51-year-old Adil Khan and 52-year-old Qari Abdul Rauf were part of a nine-member gang that groomed dozens of girls for sex in the Greater Manchester town for two years in the late 2000s, before they were eventually convicted for child sex offences back in May 2012.
The gang operated for two years from 2008, and were found to have been plying girls as young as 12 with alcohol and drugs and gang-raping them at various locations – sometimes “pimping” them out for money.
As many as 47 girls were abused, according to Greater Manchester Police.
Among the convictions, Khan got a 13-year-old girl pregnant, but denied he was the father, and then met another girl, 15, and trafficked her for others to abuse, often using violence when she complained, while father-of-five Rauf trafficked a 15-year-old girl and drove her to secluded areas to sexually abuse her in his taxi, and then move her to a flat in Rochdale where he and others abused her.
All nine men were jailed for their part in the gang.

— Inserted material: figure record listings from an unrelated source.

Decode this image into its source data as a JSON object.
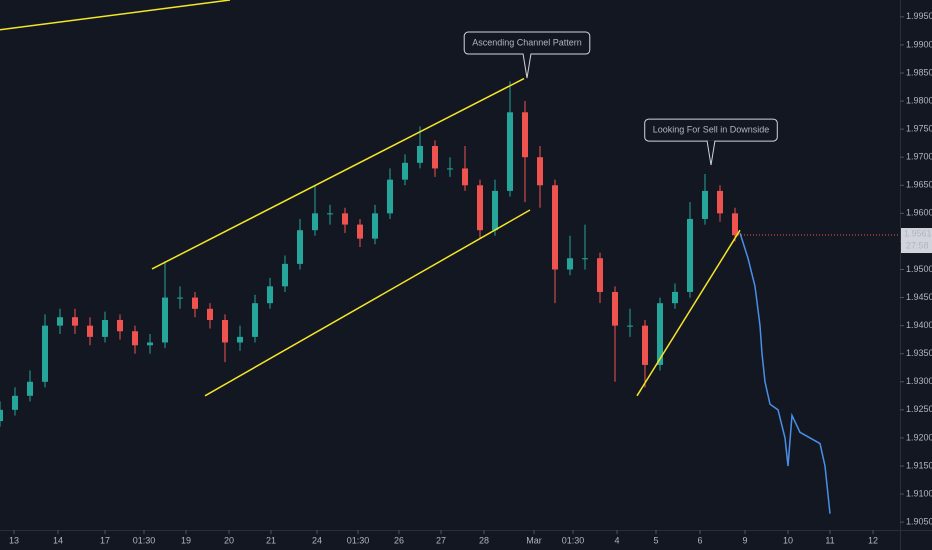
{
  "chart_data": {
    "type": "candlestick",
    "xlim": [
      0,
      900
    ],
    "ylim": [
      1.9036,
      1.998
    ],
    "grid": false,
    "up_color": "#26a69a",
    "down_color": "#ef5350",
    "x": [
      0,
      15,
      30,
      45,
      60,
      75,
      90,
      105,
      120,
      135,
      150,
      165,
      180,
      195,
      210,
      225,
      240,
      255,
      270,
      285,
      300,
      315,
      330,
      345,
      360,
      375,
      390,
      405,
      420,
      435,
      450,
      465,
      480,
      495,
      510,
      525,
      540,
      555,
      570,
      585,
      600,
      615,
      630,
      645,
      660,
      675,
      690,
      705,
      720,
      735
    ],
    "open": [
      1.923,
      1.925,
      1.9275,
      1.93,
      1.94,
      1.9415,
      1.94,
      1.938,
      1.941,
      1.939,
      1.9365,
      1.937,
      1.945,
      1.945,
      1.943,
      1.941,
      1.937,
      1.938,
      1.944,
      1.947,
      1.951,
      1.957,
      1.96,
      1.96,
      1.958,
      1.9555,
      1.96,
      1.966,
      1.969,
      1.972,
      1.968,
      1.968,
      1.965,
      1.957,
      1.964,
      1.978,
      1.97,
      1.965,
      1.95,
      1.952,
      1.952,
      1.946,
      1.94,
      1.94,
      1.933,
      1.944,
      1.946,
      1.959,
      1.964,
      1.96
    ],
    "high": [
      1.9265,
      1.929,
      1.932,
      1.942,
      1.943,
      1.943,
      1.9415,
      1.9425,
      1.942,
      1.94,
      1.9385,
      1.9515,
      1.947,
      1.946,
      1.944,
      1.942,
      1.94,
      1.9455,
      1.9485,
      1.9525,
      1.959,
      1.965,
      1.9615,
      1.961,
      1.959,
      1.9615,
      1.968,
      1.9705,
      1.9755,
      1.973,
      1.97,
      1.972,
      1.966,
      1.966,
      1.9835,
      1.98,
      1.972,
      1.966,
      1.956,
      1.958,
      1.953,
      1.947,
      1.943,
      1.941,
      1.945,
      1.9475,
      1.962,
      1.967,
      1.965,
      1.961
    ],
    "low": [
      1.922,
      1.924,
      1.9265,
      1.929,
      1.9385,
      1.9385,
      1.9365,
      1.937,
      1.9375,
      1.935,
      1.935,
      1.936,
      1.943,
      1.9415,
      1.9395,
      1.9335,
      1.9355,
      1.937,
      1.943,
      1.946,
      1.95,
      1.956,
      1.958,
      1.9565,
      1.954,
      1.9545,
      1.959,
      1.965,
      1.968,
      1.9665,
      1.9665,
      1.964,
      1.9555,
      1.956,
      1.963,
      1.962,
      1.961,
      1.944,
      1.949,
      1.95,
      1.944,
      1.93,
      1.938,
      1.929,
      1.932,
      1.943,
      1.945,
      1.958,
      1.9585,
      1.955
    ],
    "close": [
      1.925,
      1.9275,
      1.93,
      1.94,
      1.9415,
      1.94,
      1.938,
      1.941,
      1.939,
      1.9365,
      1.937,
      1.945,
      1.945,
      1.943,
      1.941,
      1.937,
      1.938,
      1.944,
      1.947,
      1.951,
      1.957,
      1.96,
      1.96,
      1.958,
      1.9555,
      1.96,
      1.966,
      1.969,
      1.972,
      1.968,
      1.968,
      1.965,
      1.957,
      1.964,
      1.978,
      1.97,
      1.965,
      1.95,
      1.952,
      1.952,
      1.946,
      1.94,
      1.94,
      1.933,
      1.944,
      1.946,
      1.959,
      1.964,
      1.96,
      1.9561
    ],
    "projection": {
      "color": "#4a8fe7",
      "x": [
        740,
        748,
        755,
        760,
        762,
        765,
        770,
        778,
        785,
        788,
        792,
        800,
        810,
        820,
        825,
        830
      ],
      "values": [
        1.9565,
        1.952,
        1.947,
        1.94,
        1.935,
        1.93,
        1.926,
        1.925,
        1.92,
        1.915,
        1.924,
        1.921,
        1.92,
        1.919,
        1.915,
        1.9065
      ]
    },
    "drawings": {
      "color": "#f5e625",
      "lines": [
        {
          "x": [
            152,
            524
          ],
          "values": [
            1.9501,
            1.984
          ]
        },
        {
          "x": [
            205,
            530
          ],
          "values": [
            1.9275,
            1.9606
          ]
        },
        {
          "x": [
            637,
            740
          ],
          "values": [
            1.9275,
            1.957
          ]
        },
        {
          "x": [
            0,
            230
          ],
          "values": [
            1.9927,
            1.998
          ]
        }
      ]
    },
    "annotations": [
      {
        "text": "Ascending Channel Pattern",
        "x": 527,
        "y": 1.9841
      },
      {
        "text": "Looking For Sell in Downside",
        "x": 711,
        "y": 1.9686
      }
    ],
    "last_price": 1.95614,
    "countdown": "27:58",
    "yticks": [
      {
        "value": 1.995,
        "label": "1.99500"
      },
      {
        "value": 1.99,
        "label": "1.99000"
      },
      {
        "value": 1.985,
        "label": "1.98500"
      },
      {
        "value": 1.98,
        "label": "1.98000"
      },
      {
        "value": 1.975,
        "label": "1.97500"
      },
      {
        "value": 1.97,
        "label": "1.97000"
      },
      {
        "value": 1.965,
        "label": "1.96500"
      },
      {
        "value": 1.96,
        "label": "1.96000"
      },
      {
        "value": 1.955,
        "label": "1.95500"
      },
      {
        "value": 1.95,
        "label": "1.95000"
      },
      {
        "value": 1.945,
        "label": "1.94500"
      },
      {
        "value": 1.94,
        "label": "1.94000"
      },
      {
        "value": 1.935,
        "label": "1.93500"
      },
      {
        "value": 1.93,
        "label": "1.93000"
      },
      {
        "value": 1.925,
        "label": "1.92500"
      },
      {
        "value": 1.92,
        "label": "1.92000"
      },
      {
        "value": 1.915,
        "label": "1.91500"
      },
      {
        "value": 1.91,
        "label": "1.91000"
      },
      {
        "value": 1.905,
        "label": "1.90500"
      }
    ],
    "xticks": [
      {
        "value": 14,
        "label": "13"
      },
      {
        "value": 58,
        "label": "14"
      },
      {
        "value": 105,
        "label": "17"
      },
      {
        "value": 144,
        "label": "01:30"
      },
      {
        "value": 186,
        "label": "19"
      },
      {
        "value": 229,
        "label": "20"
      },
      {
        "value": 271,
        "label": "21"
      },
      {
        "value": 317,
        "label": "24"
      },
      {
        "value": 358,
        "label": "01:30"
      },
      {
        "value": 399,
        "label": "26"
      },
      {
        "value": 441,
        "label": "27"
      },
      {
        "value": 484,
        "label": "28"
      },
      {
        "value": 534,
        "label": "Mar"
      },
      {
        "value": 573,
        "label": "01:30"
      },
      {
        "value": 617,
        "label": "4"
      },
      {
        "value": 656,
        "label": "5"
      },
      {
        "value": 700,
        "label": "6"
      },
      {
        "value": 745,
        "label": "9"
      },
      {
        "value": 788,
        "label": "10"
      },
      {
        "value": 830,
        "label": "11"
      },
      {
        "value": 873,
        "label": "12"
      }
    ]
  }
}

After being freed from jail in 2014 and 2016 respectively, Rauf and Khan then began a long campaign to try and avoid being deported from UK to Pakistan after their British citizenship was revoked, citing article 8 of the European Convention on Human Rights – which is the right to a private and family life.
Khan had argued at his last hearing in June that he shouldn’t be deported because his son needed a role model, and lawyers for the pair also argued they were “stateless” due to the fact they had certificates showing renouncement their Pakistani citizenship.
But immigration judges ruled their challenge against deportation on human rights grounds had failed.
Judges said Khan had shown a “breathtaking lack of remorse”, and that there was a “very strong public interest” in both men being kicked out, in a decision that was made in August and has been released publicly today.
Home Office lawyers argued that the case had taken a “very long time” to get to this point, and it was now in the public interest to deport both men “as soon as possible”.
In April, Greater Manchester Police apologised to three victims, with the police force admitting that officers “could and should have done much more” to protect them and that “we let you down,” – but campaigners criticised the apology for being “10 years too late”.